E, já que estamos tratando de um modelo de tributação inspirado em Países pioneiros, podíamos, então, isentar o ICMS sobre os produtos de primeira necessidade, garantindo que Mato Grosso seja referência no trato da dignidade humana, uma vez que a preocupação em apresentar um novo modelo de tributação é o custeio da saúde pública.

Para finalizar meu ‘breve’ posicionamento, o Governo do Estado ao apresentar o novo modelo de tributação sustenta a redução do ICMS nas faturas de energia elétrica, que atualmente possuem alíquota de 27% (alegadas pelo Secretário que se somadas por dentro beiram a 40%) para 25%.

Esse posicionamento é rechaçado pelo Poder Judiciário (Ag. Rec. No Recurso Extraordinário 734.881/SC), inclusive pelo Procurador da República, Dr. Rodrigo Janot, em parecer proferido no bojo do Recurso Extraordinário 714.139 SC.

Em observância aos Princípios Constitucionais da Seletividade e Essencialidade, a alíquota do ICMS nas faturas de energia elétrica não pode ser superior a alíquota média cobrada pelo Estado.

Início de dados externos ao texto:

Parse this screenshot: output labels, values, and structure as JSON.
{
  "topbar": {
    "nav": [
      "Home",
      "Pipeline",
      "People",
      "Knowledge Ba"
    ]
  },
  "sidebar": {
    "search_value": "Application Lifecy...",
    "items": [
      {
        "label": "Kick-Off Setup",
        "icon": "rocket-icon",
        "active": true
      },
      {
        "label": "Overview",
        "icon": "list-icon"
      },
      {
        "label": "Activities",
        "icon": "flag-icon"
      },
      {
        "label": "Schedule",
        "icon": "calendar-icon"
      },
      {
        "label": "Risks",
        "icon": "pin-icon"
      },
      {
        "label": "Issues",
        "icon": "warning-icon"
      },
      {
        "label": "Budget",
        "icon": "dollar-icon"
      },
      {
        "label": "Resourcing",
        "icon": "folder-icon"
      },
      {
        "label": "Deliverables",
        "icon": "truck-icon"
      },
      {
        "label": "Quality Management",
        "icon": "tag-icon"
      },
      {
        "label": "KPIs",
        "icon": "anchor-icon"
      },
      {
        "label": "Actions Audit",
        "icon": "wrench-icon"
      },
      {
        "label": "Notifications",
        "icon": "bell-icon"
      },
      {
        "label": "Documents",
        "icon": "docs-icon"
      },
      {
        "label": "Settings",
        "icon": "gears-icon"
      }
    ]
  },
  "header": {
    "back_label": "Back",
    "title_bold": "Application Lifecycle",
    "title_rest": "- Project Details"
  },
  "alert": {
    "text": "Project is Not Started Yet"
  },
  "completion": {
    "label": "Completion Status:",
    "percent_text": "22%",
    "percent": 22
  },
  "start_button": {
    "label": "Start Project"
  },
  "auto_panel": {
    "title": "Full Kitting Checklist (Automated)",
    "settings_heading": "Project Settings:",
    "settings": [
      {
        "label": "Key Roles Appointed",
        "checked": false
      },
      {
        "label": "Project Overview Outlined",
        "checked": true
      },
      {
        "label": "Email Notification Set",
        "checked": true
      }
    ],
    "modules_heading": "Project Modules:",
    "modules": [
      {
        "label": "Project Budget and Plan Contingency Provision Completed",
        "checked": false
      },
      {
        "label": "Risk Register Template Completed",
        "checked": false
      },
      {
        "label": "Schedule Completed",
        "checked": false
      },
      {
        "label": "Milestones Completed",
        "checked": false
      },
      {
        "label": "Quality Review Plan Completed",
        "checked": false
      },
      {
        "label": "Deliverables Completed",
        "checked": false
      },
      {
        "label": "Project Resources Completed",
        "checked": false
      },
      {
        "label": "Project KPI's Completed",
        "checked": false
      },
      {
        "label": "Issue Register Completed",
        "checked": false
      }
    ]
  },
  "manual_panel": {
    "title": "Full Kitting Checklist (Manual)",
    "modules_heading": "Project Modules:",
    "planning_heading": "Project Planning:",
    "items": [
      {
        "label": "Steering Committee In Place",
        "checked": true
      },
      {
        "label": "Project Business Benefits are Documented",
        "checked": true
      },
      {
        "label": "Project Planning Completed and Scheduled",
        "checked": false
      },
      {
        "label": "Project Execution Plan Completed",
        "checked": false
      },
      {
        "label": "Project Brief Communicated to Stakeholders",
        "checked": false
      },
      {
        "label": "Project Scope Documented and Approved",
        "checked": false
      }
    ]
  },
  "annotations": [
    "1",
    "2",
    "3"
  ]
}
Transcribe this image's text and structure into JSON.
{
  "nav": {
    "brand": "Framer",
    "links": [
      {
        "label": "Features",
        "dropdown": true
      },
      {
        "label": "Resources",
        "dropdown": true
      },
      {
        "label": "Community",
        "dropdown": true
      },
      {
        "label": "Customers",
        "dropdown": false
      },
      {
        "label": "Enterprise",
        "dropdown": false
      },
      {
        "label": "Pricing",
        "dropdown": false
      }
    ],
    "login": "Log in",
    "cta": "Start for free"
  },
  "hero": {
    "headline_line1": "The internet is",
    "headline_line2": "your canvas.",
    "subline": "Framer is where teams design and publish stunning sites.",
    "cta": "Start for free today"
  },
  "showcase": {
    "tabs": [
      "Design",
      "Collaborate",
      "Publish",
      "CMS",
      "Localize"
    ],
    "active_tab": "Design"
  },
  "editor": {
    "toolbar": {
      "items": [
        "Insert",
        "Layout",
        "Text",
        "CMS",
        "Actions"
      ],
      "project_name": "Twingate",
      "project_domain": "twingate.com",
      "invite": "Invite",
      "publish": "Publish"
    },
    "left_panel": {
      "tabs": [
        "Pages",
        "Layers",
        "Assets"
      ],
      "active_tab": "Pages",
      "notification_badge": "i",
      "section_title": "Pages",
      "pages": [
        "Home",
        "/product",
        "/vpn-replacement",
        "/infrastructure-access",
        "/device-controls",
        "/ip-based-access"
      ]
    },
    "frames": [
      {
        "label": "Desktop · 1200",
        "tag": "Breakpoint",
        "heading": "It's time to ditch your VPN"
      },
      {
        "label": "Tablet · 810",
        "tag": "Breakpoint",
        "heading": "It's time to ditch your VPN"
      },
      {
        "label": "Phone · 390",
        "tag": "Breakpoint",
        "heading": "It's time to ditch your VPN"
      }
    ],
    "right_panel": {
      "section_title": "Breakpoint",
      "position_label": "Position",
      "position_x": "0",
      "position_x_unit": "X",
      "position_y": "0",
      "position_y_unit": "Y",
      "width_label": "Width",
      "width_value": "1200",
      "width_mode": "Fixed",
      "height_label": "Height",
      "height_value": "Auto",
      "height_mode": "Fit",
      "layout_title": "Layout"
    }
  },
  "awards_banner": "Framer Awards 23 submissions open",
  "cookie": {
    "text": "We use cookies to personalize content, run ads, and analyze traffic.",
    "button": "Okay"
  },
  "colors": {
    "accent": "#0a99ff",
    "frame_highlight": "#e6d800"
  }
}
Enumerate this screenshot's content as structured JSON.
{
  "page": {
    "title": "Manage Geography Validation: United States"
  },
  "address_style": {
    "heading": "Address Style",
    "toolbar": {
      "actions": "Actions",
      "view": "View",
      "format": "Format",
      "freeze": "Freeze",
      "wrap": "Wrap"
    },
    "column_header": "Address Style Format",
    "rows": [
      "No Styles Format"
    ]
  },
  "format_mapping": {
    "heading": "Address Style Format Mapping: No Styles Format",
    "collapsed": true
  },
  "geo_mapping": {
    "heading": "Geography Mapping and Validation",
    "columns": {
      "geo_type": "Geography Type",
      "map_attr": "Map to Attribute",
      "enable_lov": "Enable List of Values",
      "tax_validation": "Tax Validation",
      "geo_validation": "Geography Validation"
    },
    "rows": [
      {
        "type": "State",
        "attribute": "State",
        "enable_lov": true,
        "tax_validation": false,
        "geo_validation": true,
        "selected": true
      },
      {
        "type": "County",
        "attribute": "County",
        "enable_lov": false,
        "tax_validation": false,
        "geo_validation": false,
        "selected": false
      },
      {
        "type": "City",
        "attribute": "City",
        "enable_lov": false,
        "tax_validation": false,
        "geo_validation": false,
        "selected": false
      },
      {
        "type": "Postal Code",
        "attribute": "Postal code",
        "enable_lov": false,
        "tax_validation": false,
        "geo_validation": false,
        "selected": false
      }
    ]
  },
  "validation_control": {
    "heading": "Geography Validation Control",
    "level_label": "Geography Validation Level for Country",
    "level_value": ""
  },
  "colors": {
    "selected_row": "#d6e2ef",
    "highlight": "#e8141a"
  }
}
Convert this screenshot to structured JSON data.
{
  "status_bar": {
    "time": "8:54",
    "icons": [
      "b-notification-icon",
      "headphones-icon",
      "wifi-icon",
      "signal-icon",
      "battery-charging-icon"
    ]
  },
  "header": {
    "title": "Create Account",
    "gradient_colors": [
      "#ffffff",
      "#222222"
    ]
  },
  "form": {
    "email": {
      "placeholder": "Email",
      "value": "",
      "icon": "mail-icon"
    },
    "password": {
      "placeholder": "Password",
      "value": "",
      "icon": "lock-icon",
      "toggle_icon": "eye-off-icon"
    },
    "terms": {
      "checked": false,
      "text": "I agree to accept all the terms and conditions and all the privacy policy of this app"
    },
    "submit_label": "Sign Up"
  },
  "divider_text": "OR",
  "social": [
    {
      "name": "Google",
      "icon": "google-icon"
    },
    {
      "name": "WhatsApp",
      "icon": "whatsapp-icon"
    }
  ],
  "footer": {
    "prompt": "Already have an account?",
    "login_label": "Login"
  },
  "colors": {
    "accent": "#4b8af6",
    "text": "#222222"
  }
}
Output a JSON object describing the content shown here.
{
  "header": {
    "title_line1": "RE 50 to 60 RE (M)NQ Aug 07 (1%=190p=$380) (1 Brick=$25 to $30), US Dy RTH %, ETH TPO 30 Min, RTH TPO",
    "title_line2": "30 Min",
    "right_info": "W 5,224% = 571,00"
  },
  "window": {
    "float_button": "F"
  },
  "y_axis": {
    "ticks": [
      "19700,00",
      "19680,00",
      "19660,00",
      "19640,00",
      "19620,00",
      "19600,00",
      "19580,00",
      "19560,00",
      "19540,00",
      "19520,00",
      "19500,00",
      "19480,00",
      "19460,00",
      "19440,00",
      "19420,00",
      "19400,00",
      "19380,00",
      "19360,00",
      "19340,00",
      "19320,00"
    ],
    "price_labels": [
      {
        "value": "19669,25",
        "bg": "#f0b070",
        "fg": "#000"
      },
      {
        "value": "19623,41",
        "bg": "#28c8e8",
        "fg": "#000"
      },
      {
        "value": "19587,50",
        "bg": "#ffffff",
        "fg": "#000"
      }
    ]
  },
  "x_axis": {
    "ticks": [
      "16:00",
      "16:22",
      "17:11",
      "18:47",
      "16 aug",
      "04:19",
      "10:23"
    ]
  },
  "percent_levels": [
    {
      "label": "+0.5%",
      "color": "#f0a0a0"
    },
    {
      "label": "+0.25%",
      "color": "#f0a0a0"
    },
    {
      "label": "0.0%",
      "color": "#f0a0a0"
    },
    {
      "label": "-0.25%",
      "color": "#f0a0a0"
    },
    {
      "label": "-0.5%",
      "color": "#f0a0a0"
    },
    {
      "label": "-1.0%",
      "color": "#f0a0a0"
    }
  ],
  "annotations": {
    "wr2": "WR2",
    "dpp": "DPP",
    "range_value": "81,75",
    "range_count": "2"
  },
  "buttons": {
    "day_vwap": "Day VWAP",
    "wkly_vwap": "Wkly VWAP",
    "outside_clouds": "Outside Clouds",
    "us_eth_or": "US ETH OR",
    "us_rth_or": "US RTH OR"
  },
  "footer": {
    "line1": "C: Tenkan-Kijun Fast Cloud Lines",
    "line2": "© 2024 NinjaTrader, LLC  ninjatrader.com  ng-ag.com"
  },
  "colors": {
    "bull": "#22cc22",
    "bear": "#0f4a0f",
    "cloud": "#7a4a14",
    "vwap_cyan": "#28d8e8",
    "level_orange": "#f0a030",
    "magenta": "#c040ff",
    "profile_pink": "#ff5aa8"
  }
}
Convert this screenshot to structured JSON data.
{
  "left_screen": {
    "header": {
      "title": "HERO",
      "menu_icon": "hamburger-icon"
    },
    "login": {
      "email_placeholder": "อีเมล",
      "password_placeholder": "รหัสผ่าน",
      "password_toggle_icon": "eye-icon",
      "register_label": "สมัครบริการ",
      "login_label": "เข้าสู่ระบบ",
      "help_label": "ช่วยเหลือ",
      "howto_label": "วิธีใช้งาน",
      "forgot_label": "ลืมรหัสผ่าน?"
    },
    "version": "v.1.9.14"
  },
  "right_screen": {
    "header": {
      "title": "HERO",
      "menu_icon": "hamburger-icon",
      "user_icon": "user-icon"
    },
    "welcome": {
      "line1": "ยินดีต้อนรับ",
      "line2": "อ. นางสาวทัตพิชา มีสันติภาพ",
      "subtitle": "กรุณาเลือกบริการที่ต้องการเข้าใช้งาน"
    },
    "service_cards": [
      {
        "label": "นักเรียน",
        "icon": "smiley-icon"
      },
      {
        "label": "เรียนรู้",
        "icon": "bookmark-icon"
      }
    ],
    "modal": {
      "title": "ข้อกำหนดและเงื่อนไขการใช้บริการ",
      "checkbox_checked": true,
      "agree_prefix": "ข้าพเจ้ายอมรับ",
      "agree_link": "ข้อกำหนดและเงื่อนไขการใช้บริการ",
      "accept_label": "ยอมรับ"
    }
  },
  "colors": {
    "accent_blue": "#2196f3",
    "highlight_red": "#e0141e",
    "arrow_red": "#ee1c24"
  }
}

Dessa forma, ainda sob a vigência do atual modelo de tributação a alíquota deveria ser 17%. E, caso venha a ser aprovado o ICMS SINTA 4.0 com alíquotas que variam de 12% a 18%, o ICMS sobre as faturas de energia elétrica não poderiam ser superiores a esses patamares.

Os contribuintes, realmente, são fregueses no quesito arrecadação de ICMS no Estado de Mato Grosso.